BREAKING DOWN Guilt-Edged Investment
Guilt-edged investment is a play on the term gilt-edged investment, which refers to British government bonds known for their gilded edges. Gilt bonds have historically been considered among the highest quality and safest investments available. Guilt-edged investments, on the other hand, occupy a space between the legally permissible and the ethically unacceptable. The term is misleading in many cases where the investor who benefits may not feel any remorse over their profits.
Investments of this sort have long inspired arguments over the ethical responsibility that investors have toward others. Does the social contract that permits an individual access to open markets require that they adhere to any standard beyond legality? If one side of a business transaction pays a price, in their own health or financial well-being, does the profiting party owe them anything? If the profiting party holds information potentially harmful to the counterparty, are they obligated to disclose it? Answers to these question range from the barest expectation of moral behavior from a participant in any open market to a refusal to enter into any investment without full knowledge of its social, economic and environmental consequences. Investors leaning toward the latter end of the spectrum now have the opportunity to invest in socially-responsible investment (SRI) funds.

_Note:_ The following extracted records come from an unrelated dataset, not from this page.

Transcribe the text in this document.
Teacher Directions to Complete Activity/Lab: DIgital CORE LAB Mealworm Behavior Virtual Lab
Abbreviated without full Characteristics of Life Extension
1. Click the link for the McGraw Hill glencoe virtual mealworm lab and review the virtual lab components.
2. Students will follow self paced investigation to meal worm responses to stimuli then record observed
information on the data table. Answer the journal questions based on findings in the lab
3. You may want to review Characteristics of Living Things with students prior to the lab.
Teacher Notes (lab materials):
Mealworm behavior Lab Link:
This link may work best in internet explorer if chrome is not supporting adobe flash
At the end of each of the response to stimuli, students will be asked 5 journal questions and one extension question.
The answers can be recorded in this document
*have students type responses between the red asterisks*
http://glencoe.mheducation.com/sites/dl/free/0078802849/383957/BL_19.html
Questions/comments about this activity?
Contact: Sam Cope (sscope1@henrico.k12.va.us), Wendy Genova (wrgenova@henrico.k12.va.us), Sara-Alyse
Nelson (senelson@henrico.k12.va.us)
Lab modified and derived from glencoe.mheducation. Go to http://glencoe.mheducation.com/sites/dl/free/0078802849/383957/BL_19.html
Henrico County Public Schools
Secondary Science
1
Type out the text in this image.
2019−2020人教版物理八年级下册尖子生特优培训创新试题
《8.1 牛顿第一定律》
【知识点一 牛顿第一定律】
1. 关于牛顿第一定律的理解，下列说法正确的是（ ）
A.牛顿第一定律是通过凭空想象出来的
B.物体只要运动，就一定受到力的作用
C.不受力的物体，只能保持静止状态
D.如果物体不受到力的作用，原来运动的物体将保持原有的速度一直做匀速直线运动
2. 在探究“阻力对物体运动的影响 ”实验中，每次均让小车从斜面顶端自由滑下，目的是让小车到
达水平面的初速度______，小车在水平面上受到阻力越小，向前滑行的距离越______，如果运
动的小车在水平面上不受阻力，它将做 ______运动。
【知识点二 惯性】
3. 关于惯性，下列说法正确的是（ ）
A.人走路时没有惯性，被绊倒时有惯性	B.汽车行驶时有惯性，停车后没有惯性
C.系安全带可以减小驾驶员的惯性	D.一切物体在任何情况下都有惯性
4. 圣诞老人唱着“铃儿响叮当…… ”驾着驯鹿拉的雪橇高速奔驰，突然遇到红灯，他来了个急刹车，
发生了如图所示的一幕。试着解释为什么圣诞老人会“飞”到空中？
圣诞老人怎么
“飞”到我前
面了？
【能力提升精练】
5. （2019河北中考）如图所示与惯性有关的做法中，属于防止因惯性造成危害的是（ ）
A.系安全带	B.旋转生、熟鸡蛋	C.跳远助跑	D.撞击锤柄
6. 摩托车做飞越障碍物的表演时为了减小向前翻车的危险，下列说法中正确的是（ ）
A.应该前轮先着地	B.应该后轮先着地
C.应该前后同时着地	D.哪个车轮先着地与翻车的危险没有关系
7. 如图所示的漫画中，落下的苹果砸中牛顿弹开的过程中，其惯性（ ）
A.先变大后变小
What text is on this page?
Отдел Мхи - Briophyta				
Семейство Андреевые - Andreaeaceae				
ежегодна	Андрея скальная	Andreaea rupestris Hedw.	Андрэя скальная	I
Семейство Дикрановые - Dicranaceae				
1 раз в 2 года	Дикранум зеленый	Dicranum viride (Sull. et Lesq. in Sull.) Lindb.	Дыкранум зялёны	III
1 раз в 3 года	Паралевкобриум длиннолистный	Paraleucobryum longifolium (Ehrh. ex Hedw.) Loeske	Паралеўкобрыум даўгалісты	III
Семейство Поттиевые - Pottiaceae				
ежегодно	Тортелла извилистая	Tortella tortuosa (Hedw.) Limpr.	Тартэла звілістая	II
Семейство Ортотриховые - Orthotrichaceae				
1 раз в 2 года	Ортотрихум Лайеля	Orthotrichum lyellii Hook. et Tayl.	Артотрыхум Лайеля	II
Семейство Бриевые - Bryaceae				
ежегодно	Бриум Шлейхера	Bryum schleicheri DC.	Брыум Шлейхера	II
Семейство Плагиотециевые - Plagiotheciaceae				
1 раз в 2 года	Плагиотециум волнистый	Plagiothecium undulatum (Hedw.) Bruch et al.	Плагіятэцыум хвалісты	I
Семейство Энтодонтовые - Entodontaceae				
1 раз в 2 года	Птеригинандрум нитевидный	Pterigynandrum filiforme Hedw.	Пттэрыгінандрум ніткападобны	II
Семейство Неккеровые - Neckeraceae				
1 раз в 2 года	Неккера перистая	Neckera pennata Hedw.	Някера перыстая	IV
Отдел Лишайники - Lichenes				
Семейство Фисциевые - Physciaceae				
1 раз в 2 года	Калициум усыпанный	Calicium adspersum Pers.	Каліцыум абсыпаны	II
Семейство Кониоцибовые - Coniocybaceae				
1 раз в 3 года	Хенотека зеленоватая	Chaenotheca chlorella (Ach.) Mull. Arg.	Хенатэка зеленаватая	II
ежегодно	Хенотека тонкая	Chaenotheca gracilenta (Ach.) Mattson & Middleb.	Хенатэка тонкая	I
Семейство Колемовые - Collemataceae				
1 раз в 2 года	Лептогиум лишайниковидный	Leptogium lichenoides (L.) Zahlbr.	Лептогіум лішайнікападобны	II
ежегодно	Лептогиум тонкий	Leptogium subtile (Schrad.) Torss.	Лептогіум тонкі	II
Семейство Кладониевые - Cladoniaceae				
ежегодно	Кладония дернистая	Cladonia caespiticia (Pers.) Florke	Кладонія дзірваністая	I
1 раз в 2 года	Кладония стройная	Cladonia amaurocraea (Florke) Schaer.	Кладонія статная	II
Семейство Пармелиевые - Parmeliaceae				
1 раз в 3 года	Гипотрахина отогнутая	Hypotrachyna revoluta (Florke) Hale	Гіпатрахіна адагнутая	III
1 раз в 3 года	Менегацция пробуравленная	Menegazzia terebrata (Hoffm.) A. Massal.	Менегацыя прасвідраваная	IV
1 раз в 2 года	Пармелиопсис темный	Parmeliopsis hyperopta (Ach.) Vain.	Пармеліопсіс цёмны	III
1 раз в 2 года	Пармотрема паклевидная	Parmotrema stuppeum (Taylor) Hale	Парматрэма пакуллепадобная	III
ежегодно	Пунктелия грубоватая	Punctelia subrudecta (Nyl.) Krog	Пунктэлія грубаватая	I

Perhaps the classic example of an ethically questionable but legal investment is the ownership of tobacco stock. The underlying product is unquestionably damaging to individuals’ health and imposes social and economic costs on all of us. Without addressing these costs, Warren Buffett has said that he loves the sector as an investment thanks to unmatched customer brand loyalty, customer retention rates and profit margins. Buffett’s comments ignore the feeling of guilt that an investor might experience from investing in tobacco. Perhaps an investor should feel no guilt for buying tobacco shares. After all, one investor’s decision to buy or not to buy tobacco shares does not add to social misery brought about by tobacco products. It can, however, lead to personal profit resulting from the suffering of others.